The prior tests were taken from CNET’s website. The set up is as follows; “We loaded Windows Vista beta 2 (build 5384) and Windows XP Professional SP2 on a 3.2GHz Pentium 4, with 1GB of DDR2 memory running at 664MHz and an ATI Radeon X850 XT graphics card.”
It would be astounding if Microsoft made any more tweaks to the kernel so that it may interpret the 64-bit CPU system calls so that it may out-perform the legacy operating system. Since the release date is January of next year, this is highly unlikely.
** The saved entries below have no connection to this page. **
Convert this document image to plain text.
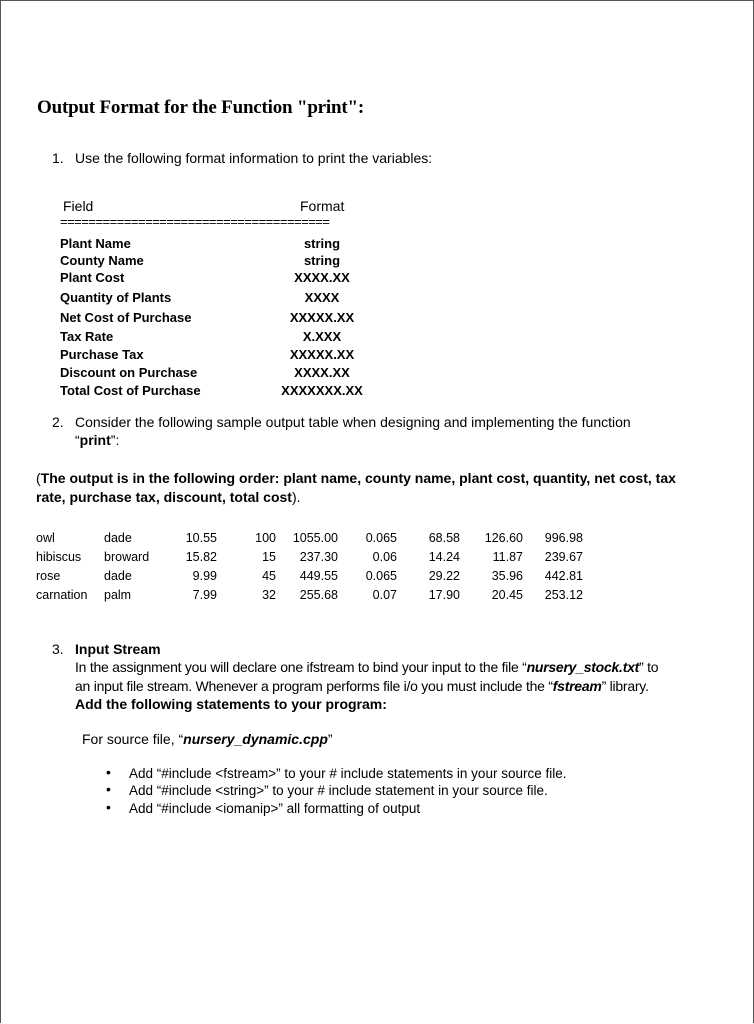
Output Format for the Function "print":
1. Use the following format information to print the variables:
Field	Format
======================================
Plant Name	string
County Name	string
Plant Cost	XXXX.XX
Quantity of Plants	XXXX
Net Cost of Purchase	XXXXX.XX
Tax Rate	X.XXX
Purchase Tax	XXXXX.XX
Discount on Purchase	XXXX.XX
Total Cost of Purchase	XXXXXXX.XX
2. Consider the following sample output table when designing and implementing the function
“print”:
(The output is in the following order: plant name, county name, plant cost, quantity, net cost, tax
rate, purchase tax, discount, total cost).
owl	dade	10.55	100	1055.00	0.065	68.58	126.60	996.98
hibiscus	broward	15.82	15	237.30	0.06	14.24	11.87	239.67
rose	dade	9.99	45	449.55	0.065	29.22	35.96	442.81
carnation	palm	7.99	32	255.68	0.07	17.90	20.45	253.12
3. Input Stream
In the assignment you will declare one ifstream to bind your input to the file “nursery_stock.txt” to
an input file stream. Whenever a program performs file i/o you must include the “fstream” library.
Add the following statements to your program:
For source file, “nursery_dynamic.cpp”
• Add “#include <fstream>” to your # include statements in your source file.
• Add “#include <string>” to your # include statement in your source file.
• Add “#include <iomanip>” all formatting of output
The only corrections that could conceivably be taking place would be corrections to the page-file “hack” patch, (link here) that made the operating system “Vista kernel fix, worse than useless,” as stated by The Register, (please see link). It seems as though Microsoft has more problems on their hands at the moment, as opposed to tweaking the kernel much more; now the problem is to simply keep it afloat.
Looking forward: As a common theme, technology is moving in an exponential motion. New microprocessors on the horizon consist of a couple of “buzz words.” Quantum computing, Cell CPU, and DNA Computing. The most astounding by far is the idea of not using the typical silicon material, but by integrating microorganisms found from within the human body and harnessing their energy to calculate complex mathematical calculations, to conduct processes, etc. Though DNA Computing is quite distant, the possibilities appear to be infinite. Our body possesses millions of “supercomputers” if you will, that consist of Deoxyribonucleic acid that can and will someday replace today's supercomputers. This is one example in regards to how bright the microprocessor future development is.
In summary, development and utilization of technology essentially lies within the hands of the software engineers, and if the demand is prevalent. Just as the acquisition of non-oil gasoline is available, but there is not much of a demand yet considering the current condition of the more than abundant resources available. In a somewhat near future, multiple-core CPU’s will be in high demand and single-cell CPU’s will eventually fade out, and 64-bit will be the mainstream format of computer software; but for now, time is the largest factor, as well as demand.